Auch Hitlers "Reichsführer SS" Heinrich Himmler, der Jeckeln zum effektiveren Töten gedrängt hatte, sah sich dessen Methode bei einem weiteren Massaker bei Minsk an, "in der Pose eines sachlich interessierten Zuschauers", berichtete ein Augenzeuge.
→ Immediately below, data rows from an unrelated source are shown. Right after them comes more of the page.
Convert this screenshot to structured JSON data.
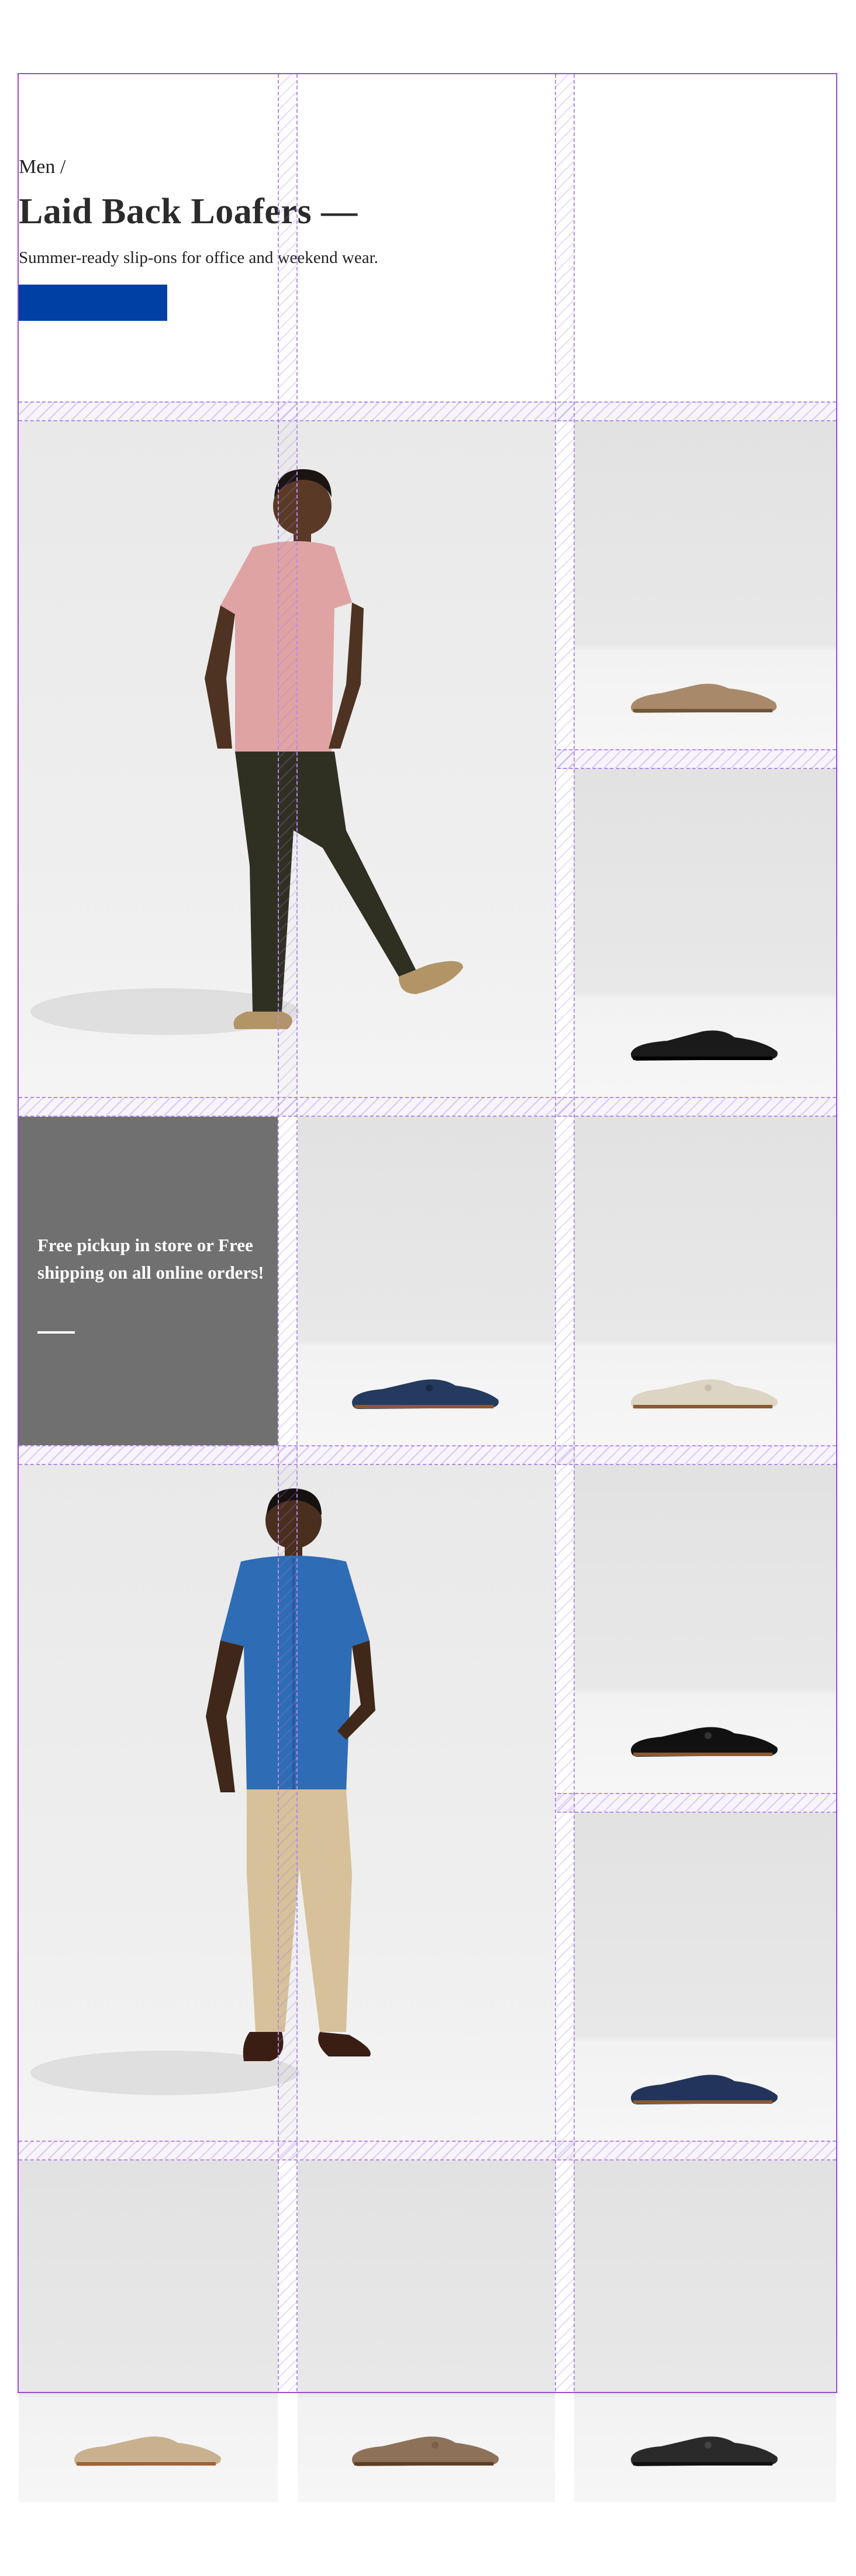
{
  "hero": {
    "breadcrumb": "Men /",
    "title": "Laid Back Loafers —",
    "subtitle": "Summer-ready slip-ons for office and weekend wear.",
    "cta_label": ""
  },
  "promo": {
    "text": "Free pickup in store or Free shipping on all online orders!"
  },
  "colors": {
    "cta": "#003fa3",
    "promo_bg": "#707070",
    "layout_guide": "#9a4ec9"
  },
  "products": [
    {
      "name": "tan suede driving loafer",
      "color": "#a88a6a"
    },
    {
      "name": "black leather loafer",
      "color": "#1a1a1a"
    },
    {
      "name": "navy suede tassel loafer",
      "color": "#243a5e"
    },
    {
      "name": "cream suede tassel loafer",
      "color": "#ddd5c4"
    },
    {
      "name": "black suede tassel loafer",
      "color": "#111111"
    },
    {
      "name": "navy suede loafer",
      "color": "#22345a"
    },
    {
      "name": "beige suede loafer",
      "color": "#c9b18f"
    },
    {
      "name": "taupe suede bit loafer",
      "color": "#8d7259"
    },
    {
      "name": "black suede tassel loafer",
      "color": "#2a2a2a"
    }
  ]
}
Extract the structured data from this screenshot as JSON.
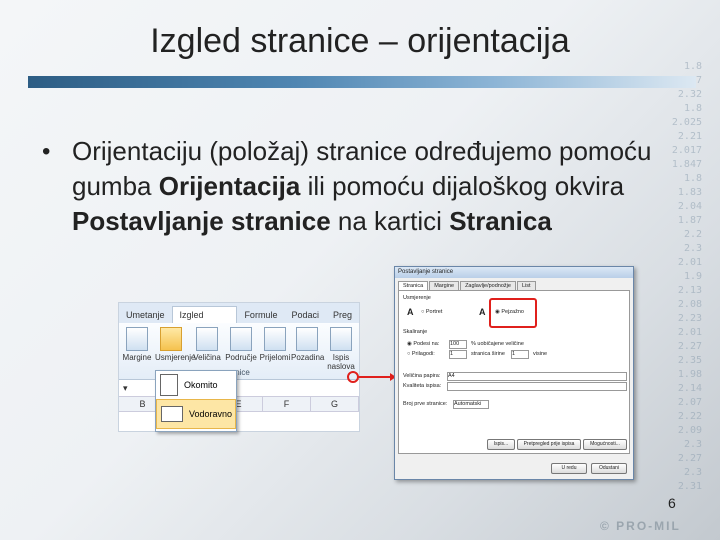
{
  "slide": {
    "title": "Izgled stranice – orijentacija",
    "bullet_part1": "Orijentaciju (položaj) stranice određujemo pomoću gumba ",
    "bullet_b1": "Orijentacija",
    "bullet_part2": " ili pomoću dijaloškog okvira ",
    "bullet_b2": "Postavljanje stranice",
    "bullet_part3": " na kartici ",
    "bullet_b3": "Stranica",
    "page_number": "6",
    "logo": "© PRO-MIL"
  },
  "background_numbers": [
    "1.8",
    "1.77",
    "2.32",
    "1.8",
    "2.025",
    "2.21",
    "2.017",
    "1.847",
    "1.8",
    "1.83",
    "2.04",
    "1.87",
    "2.2",
    "2.3",
    "2.01",
    "1.9",
    "2.13",
    "2.08",
    "2.23",
    "2.01",
    "2.27",
    "2.35",
    "1.98",
    "2.14",
    "2.07",
    "2.22",
    "2.09",
    "2.3",
    "2.27",
    "2.3",
    "2.31"
  ],
  "ribbon": {
    "tabs": [
      "Umetanje",
      "Izgled stranice",
      "Formule",
      "Podaci",
      "Preg"
    ],
    "active_tab": "Izgled stranice",
    "buttons": [
      "Margine",
      "Usmjerenje",
      "Veličina",
      "Područje",
      "Prijelomi",
      "Pozadina",
      "Ispis naslova"
    ],
    "group_label": "ranice",
    "columns": [
      "B",
      "",
      "E",
      "F",
      "G"
    ],
    "menu_items": [
      "Okomito",
      "Vodoravno"
    ]
  },
  "dialog": {
    "title": "Postavljanje stranice",
    "help": "?",
    "tabs": [
      "Stranica",
      "Margine",
      "Zaglavlje/podnožje",
      "List"
    ],
    "orientation_label": "Usmjerenje",
    "portrait": "Portret",
    "landscape": "Pejzažno",
    "scaling_label": "Skaliranje",
    "adjust_to": "Podesi na:",
    "adjust_value": "100",
    "adjust_suffix": "% uobičajene veličine",
    "fit_to": "Prilagodi:",
    "fit_pages": "1",
    "fit_wide": "stranica širine",
    "fit_tall_value": "1",
    "fit_tall": "visine",
    "paper_size_label": "Veličina papira:",
    "paper_size_value": "A4",
    "print_quality_label": "Kvaliteta ispisa:",
    "first_page_label": "Broj prve stranice:",
    "first_page_value": "Automatski",
    "btn_print": "Ispis...",
    "btn_preview": "Pretpregled prije ispisa",
    "btn_options": "Mogućnosti...",
    "btn_ok": "U redu",
    "btn_cancel": "Odustani"
  },
  "colors": {
    "rule_start": "#2d5d84",
    "highlight_red": "#e0201c"
  }
}
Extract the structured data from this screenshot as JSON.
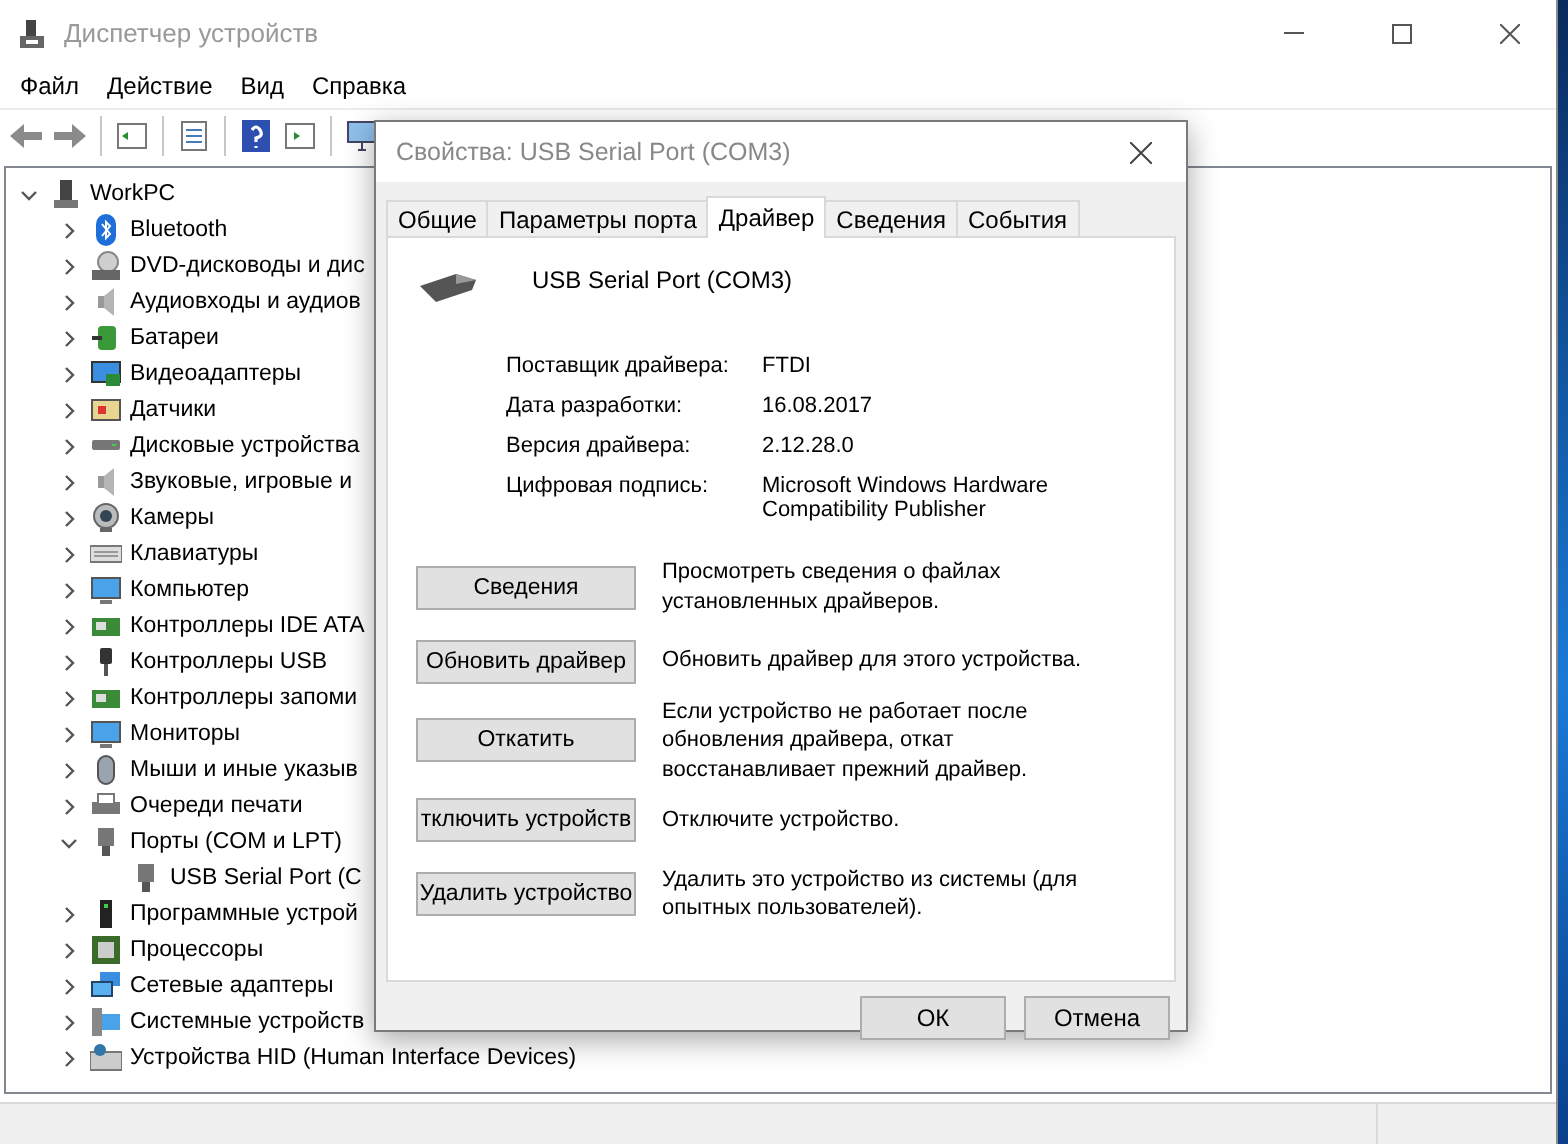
{
  "window": {
    "title": "Диспетчер устройств"
  },
  "menu": [
    "Файл",
    "Действие",
    "Вид",
    "Справка"
  ],
  "tree": {
    "label": "WorkPC",
    "expanded": true,
    "children": [
      {
        "label": "Bluetooth",
        "expanded": false
      },
      {
        "label": "DVD-дисководы и дис",
        "expanded": false
      },
      {
        "label": "Аудиовходы и аудиов",
        "expanded": false
      },
      {
        "label": "Батареи",
        "expanded": false
      },
      {
        "label": "Видеоадаптеры",
        "expanded": false
      },
      {
        "label": "Датчики",
        "expanded": false
      },
      {
        "label": "Дисковые устройства",
        "expanded": false
      },
      {
        "label": "Звуковые, игровые и",
        "expanded": false
      },
      {
        "label": "Камеры",
        "expanded": false
      },
      {
        "label": "Клавиатуры",
        "expanded": false
      },
      {
        "label": "Компьютер",
        "expanded": false
      },
      {
        "label": "Контроллеры IDE ATA",
        "expanded": false
      },
      {
        "label": "Контроллеры USB",
        "expanded": false
      },
      {
        "label": "Контроллеры запоми",
        "expanded": false
      },
      {
        "label": "Мониторы",
        "expanded": false
      },
      {
        "label": "Мыши и иные указыв",
        "expanded": false
      },
      {
        "label": "Очереди печати",
        "expanded": false
      },
      {
        "label": "Порты (COM и LPT)",
        "expanded": true,
        "children": [
          {
            "label": "USB Serial Port (C"
          }
        ]
      },
      {
        "label": "Программные устрой",
        "expanded": false
      },
      {
        "label": "Процессоры",
        "expanded": false
      },
      {
        "label": "Сетевые адаптеры",
        "expanded": false
      },
      {
        "label": "Системные устройств",
        "expanded": false
      },
      {
        "label": "Устройства HID (Human Interface Devices)",
        "expanded": false
      }
    ]
  },
  "dialog": {
    "title": "Свойства: USB Serial Port (COM3)",
    "tabs": [
      {
        "label": "Общие",
        "selected": false
      },
      {
        "label": "Параметры порта",
        "selected": false
      },
      {
        "label": "Драйвер",
        "selected": true
      },
      {
        "label": "Сведения",
        "selected": false
      },
      {
        "label": "События",
        "selected": false
      }
    ],
    "device_name": "USB Serial Port (COM3)",
    "properties": [
      {
        "label": "Поставщик драйвера:",
        "value": "FTDI"
      },
      {
        "label": "Дата разработки:",
        "value": "16.08.2017"
      },
      {
        "label": "Версия драйвера:",
        "value": "2.12.28.0"
      },
      {
        "label": "Цифровая подпись:",
        "value": "Microsoft Windows Hardware Compatibility Publisher"
      }
    ],
    "actions": [
      {
        "button": "Сведения",
        "description": "Просмотреть сведения о файлах установленных драйверов."
      },
      {
        "button": "Обновить драйвер",
        "description": "Обновить драйвер для этого устройства."
      },
      {
        "button": "Откатить",
        "description": "Если устройство не работает после обновления драйвера, откат восстанавливает прежний драйвер."
      },
      {
        "button": "тключить устройств",
        "description": "Отключите устройство."
      },
      {
        "button": "Удалить устройство",
        "description": "Удалить это устройство из системы (для опытных пользователей)."
      }
    ],
    "buttons": [
      "ОК",
      "Отмена"
    ]
  }
}
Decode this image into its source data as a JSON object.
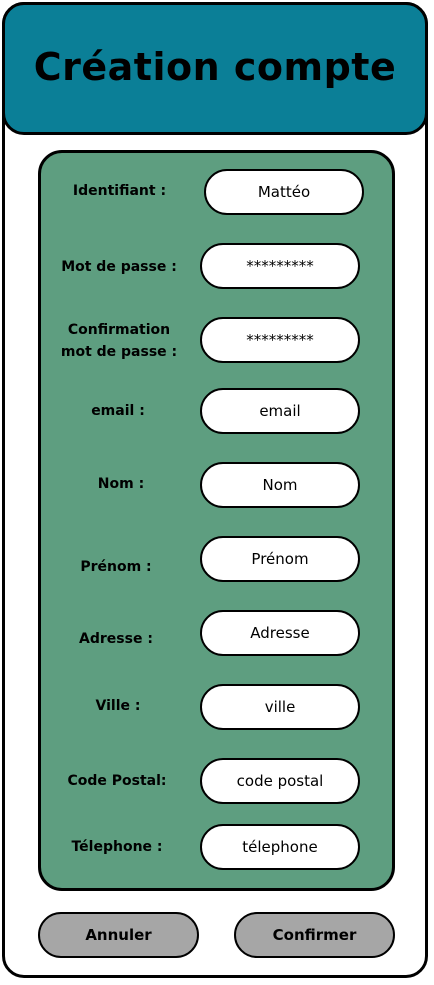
{
  "header": {
    "title": "Création compte"
  },
  "form": {
    "fields": [
      {
        "label": "Identifiant :",
        "value": "Mattéo"
      },
      {
        "label": "Mot de passe :",
        "value": "*********"
      },
      {
        "label_line1": "Confirmation",
        "label_line2": "mot de passe :",
        "value": "*********"
      },
      {
        "label": "email :",
        "value": "email"
      },
      {
        "label": "Nom :",
        "value": "Nom"
      },
      {
        "label": "Prénom :",
        "value": "Prénom"
      },
      {
        "label": "Adresse :",
        "value": "Adresse"
      },
      {
        "label": "Ville :",
        "value": "ville"
      },
      {
        "label": "Code Postal:",
        "value": "code postal"
      },
      {
        "label": "Télephone :",
        "value": "télephone"
      }
    ]
  },
  "actions": {
    "cancel_label": "Annuler",
    "confirm_label": "Confirmer"
  },
  "colors": {
    "header": "#0b7f97",
    "panel": "#5e9e80",
    "button": "#a6a6a6"
  }
}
Himmler stand neben der Grube, sah, dass ein Jude noch lebte, und kommandierte: "Schießen Sie auf den!" Das Ganze sei für Himmler "praktisch ein Schauspiel" gewesen.

Danach ein Trinkgelage

Jeckeln selbst feierte die für ihn erfolgreiche Massenmord-Premiere in der Schlucht von Babi Jar mit seinen Helfern: Er lud "die Ordnungspolizisten, die bei den Vorbereitungen geholfen hatten, zu einem Trinkgelage ein, bei dem er ihnen die politische Logik des Mordens erklärte", so Timothy Snyder.

Diese Freude am Töten, dieses Feiern von Massakern beschrieb intensiv auch Klaus Theweleit, zuletzt in seinem Buch "Das Lachen der Täter". Der Autor Jonathan Littell machte diese Barbarei zum Thema seines umstrittenen, weil exzessiv ins brutale Detail gehenden Romans "Die Wohlgesinnten" — darin spielen auch das Massaker von Babi Jar und die sich daran anschließenden Taten eine Rolle.

Als sich nach der deutschen Niederlage von Stalingrad die Rückkehr der Sowjets abzeichnete, starteten die Nazis die "Ent-Erdungsaktion", um die Spuren ihres Wütens zu löschen: KZ-Häftlinge mussten die Leichen ausgraben und auf benzingetränkten Bahnschwellen verbrennen.